This retrospective case-control study was performed in a single academic medical center from March 2014 to October 2020. During this time 49,455 deliveries occurred, out of which 8,801 CS were performed and 237 TOLAC. Women with uterine rupture or dehiscence were included in the study group and compared to women who had a successful TOLAC (the control group). Demographic and obstetrical data, as well as any record of infection during or within a month after a prior CS were investigated.
Rupture of the uterus was defined as complete disruption of the previous Cesarean scar with communication between the uterine and abdominal cavities. Dehiscence of the scar was defined as incomplete disruption that included ruptured uterine muscle with intact serosa as the only layer keeping the fetus in the uterus. All cases of rupture and dehiscence were identified during CS.
The electronic medical records (EMR), were reviewed for demographic characteristics (age, BMI, gravity, and parity) and for medical information (regarding phase of delivery at first CS, surgical technique, and inter-delivery interval), and neonatal birth weight. Infection was defined as either intrapartum with maternal temperature above 38°C during or up to 24 hours after delivery. Postpartum fever was defined as maternal temperature above 38°C, 24–48 hours after delivery, and SSI was defined according to the 2018 ACOG criteria and included endometritis, infected hematoma or infection of surgical wound up to 30 days from the previous CS.(10) The diagnosis of SSI was determined based on readmissions after CS with non-prophylactic antibiotic treatment and the diagnosis of either Endometritis, Hematoma, Scar infection or wound infection, as well as analysis of laboratory data of wound cultures and the clinical impression written by the medical team in the EMR.
Based on a uniform protocol, all women undergoing CS received standard infection-prevention measures, including preoperative intravenous (IV) antibiotic prophylaxis with one to two grams of cefamezine based on maternal weight, surgical length and blood loss. For women allergic to penicillin, clindamycin and gentamicin were administered.(11)

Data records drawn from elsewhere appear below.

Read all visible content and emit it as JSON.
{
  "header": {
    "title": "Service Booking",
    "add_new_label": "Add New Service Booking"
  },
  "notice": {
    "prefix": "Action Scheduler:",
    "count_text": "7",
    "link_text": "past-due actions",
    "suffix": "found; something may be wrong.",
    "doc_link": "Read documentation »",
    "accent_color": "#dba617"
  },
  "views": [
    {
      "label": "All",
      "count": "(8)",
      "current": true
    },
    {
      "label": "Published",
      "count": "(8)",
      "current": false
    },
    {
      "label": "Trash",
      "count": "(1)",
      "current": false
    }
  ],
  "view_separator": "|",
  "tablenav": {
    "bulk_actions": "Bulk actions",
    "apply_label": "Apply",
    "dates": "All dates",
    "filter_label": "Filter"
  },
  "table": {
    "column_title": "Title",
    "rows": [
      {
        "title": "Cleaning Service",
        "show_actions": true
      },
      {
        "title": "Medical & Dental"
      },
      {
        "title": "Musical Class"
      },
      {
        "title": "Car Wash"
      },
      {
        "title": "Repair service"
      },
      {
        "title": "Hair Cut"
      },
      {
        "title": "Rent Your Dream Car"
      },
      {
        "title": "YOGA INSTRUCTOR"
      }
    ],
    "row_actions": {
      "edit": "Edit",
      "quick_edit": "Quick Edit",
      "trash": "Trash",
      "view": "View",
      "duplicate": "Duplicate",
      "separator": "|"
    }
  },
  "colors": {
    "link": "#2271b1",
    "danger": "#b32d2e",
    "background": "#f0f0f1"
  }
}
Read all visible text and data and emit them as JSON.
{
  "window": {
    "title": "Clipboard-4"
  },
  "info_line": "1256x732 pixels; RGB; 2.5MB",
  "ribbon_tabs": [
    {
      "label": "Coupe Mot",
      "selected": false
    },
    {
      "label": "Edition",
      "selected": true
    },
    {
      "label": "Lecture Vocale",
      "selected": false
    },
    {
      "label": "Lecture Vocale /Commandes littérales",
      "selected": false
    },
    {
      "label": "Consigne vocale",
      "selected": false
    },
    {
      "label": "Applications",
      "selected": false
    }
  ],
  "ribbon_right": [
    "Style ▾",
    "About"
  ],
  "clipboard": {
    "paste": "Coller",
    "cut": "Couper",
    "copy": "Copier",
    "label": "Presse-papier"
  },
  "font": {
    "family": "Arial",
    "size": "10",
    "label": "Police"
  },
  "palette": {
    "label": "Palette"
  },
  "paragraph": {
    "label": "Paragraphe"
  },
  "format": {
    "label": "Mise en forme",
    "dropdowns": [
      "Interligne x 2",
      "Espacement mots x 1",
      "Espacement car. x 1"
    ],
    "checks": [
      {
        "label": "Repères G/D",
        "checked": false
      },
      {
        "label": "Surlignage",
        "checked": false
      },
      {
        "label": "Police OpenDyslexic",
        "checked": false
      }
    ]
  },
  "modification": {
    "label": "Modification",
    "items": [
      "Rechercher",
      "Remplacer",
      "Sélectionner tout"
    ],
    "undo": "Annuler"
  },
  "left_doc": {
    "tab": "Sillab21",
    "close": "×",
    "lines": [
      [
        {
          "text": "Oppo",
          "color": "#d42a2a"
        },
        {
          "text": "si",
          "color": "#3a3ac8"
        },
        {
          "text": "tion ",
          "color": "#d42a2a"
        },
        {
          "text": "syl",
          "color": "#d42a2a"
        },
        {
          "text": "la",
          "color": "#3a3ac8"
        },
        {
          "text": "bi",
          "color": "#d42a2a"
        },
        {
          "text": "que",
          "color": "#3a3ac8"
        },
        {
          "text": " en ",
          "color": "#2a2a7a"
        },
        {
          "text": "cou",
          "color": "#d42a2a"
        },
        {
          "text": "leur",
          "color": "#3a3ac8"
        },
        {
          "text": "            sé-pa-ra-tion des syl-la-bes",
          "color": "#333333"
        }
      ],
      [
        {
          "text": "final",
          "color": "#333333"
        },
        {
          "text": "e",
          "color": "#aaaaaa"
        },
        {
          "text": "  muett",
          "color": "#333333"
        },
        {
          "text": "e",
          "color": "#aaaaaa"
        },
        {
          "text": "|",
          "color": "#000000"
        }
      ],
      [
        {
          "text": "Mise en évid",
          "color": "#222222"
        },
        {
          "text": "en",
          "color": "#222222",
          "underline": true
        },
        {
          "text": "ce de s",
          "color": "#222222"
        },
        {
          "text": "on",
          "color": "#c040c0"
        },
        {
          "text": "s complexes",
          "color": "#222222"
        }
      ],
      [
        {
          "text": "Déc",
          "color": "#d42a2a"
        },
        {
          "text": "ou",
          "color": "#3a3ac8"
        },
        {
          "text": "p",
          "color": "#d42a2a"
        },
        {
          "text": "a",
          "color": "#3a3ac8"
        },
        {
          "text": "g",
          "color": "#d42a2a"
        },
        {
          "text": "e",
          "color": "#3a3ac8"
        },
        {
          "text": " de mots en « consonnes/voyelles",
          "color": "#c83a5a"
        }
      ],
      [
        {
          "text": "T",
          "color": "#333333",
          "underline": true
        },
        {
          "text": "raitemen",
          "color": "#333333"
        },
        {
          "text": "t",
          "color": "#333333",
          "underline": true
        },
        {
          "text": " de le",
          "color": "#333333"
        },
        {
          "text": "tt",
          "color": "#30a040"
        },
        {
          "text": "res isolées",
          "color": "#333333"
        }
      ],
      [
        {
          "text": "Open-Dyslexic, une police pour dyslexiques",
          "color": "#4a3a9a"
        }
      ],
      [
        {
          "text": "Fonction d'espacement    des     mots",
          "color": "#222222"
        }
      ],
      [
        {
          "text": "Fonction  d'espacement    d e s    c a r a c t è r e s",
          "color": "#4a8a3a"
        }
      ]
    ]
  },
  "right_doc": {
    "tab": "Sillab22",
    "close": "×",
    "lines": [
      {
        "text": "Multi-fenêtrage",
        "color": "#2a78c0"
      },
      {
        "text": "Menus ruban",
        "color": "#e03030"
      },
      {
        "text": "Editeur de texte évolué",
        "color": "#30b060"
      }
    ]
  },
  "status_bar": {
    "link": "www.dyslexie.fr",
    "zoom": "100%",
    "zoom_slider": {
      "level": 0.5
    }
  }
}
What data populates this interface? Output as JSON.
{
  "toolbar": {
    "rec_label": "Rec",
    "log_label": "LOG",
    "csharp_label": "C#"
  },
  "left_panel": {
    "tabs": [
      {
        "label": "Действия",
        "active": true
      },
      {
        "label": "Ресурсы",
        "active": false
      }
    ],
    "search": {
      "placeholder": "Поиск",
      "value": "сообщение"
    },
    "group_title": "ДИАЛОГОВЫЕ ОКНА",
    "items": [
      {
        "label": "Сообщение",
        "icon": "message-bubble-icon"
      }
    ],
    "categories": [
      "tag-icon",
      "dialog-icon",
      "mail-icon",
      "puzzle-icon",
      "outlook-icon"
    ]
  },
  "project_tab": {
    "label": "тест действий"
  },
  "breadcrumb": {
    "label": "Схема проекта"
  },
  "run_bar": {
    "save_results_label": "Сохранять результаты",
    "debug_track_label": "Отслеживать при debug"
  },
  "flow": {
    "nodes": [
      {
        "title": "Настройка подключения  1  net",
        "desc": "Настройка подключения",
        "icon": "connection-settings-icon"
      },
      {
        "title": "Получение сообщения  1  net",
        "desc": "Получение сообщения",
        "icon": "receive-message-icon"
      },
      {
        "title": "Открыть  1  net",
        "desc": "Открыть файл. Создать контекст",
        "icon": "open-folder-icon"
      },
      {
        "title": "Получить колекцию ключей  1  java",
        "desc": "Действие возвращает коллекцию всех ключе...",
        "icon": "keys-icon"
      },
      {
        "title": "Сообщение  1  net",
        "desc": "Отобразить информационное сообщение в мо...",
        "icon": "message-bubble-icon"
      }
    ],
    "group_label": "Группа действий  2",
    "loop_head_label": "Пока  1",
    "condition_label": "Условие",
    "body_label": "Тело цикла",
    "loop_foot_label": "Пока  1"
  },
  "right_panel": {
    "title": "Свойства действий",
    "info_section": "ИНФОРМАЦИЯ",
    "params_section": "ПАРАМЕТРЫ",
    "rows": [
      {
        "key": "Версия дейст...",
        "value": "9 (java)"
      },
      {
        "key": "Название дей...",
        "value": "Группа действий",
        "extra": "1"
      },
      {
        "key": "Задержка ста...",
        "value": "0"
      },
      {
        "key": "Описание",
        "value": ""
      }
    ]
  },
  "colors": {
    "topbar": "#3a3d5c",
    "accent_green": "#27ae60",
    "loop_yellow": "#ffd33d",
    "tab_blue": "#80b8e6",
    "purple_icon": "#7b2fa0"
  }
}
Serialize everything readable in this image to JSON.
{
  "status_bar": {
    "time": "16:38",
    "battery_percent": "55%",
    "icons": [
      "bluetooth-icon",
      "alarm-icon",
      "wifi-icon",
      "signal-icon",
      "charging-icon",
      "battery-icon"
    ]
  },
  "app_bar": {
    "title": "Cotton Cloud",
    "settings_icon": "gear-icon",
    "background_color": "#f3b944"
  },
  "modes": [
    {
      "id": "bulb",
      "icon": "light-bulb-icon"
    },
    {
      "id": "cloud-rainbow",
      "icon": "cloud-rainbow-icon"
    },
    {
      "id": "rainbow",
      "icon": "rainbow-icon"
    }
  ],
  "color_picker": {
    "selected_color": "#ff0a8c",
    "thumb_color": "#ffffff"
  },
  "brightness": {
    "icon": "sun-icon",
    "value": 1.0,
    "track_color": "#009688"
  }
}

Intrapartum fever was treated with a combination of ampicillin and gentamicin, while women with intrapartum fever undergoing CS also received IV metronidazole. Postpartum fever and endometritis were treated with IV Augmentin up to 48 hours from the last fever, according to protocols suggested by ACOG.(12) Women with large infected abdominal hematomas or any other severe infection were treated with a triad of ampicillin, gentamicin and IV metronidazole until improvement was noted or positive cultures allowed more specific treatment, according to institutional guidelines.
We compared three groups and subgroups: 1) All women with rupture or dehiscence compared to controls (no rupture or dehiscence), 2) Rupture vs dehiscence, and 3) Rupture vs controls. We evaluated each group in terms of the type of infection as a risk-factor for rupture or dehiscence: intrapartum chorioamnionitis, postpartum endometritis, or SSI.
Ethics approval
The Medical Center Institutional Review Board (IRB) approved the study, which was performed in accordance with the Ethical Standards of the Declaration of Helsinki and its later amendments, on 22 October 2020. Informed consent was waived due to the retrospective study design (Meir Center IRB)
Data analysis
Statistical analysis was performed using SPSS, version 21.0 software (IBM Corp., Armonk, NY). Continuous variables were compared with Mann-Whitney U-test. Chi-square or Fisher’s exact test was used for categorical data, as appropriate. Demographics and medical data were compared between the study and control group using univariate analysis. Potential confounders and significant variables in the univariate analysis were entered into multivariable binary regression analysis to establish their effect on the risk for uterine rupture. A probability value < 0.05 was considered significant.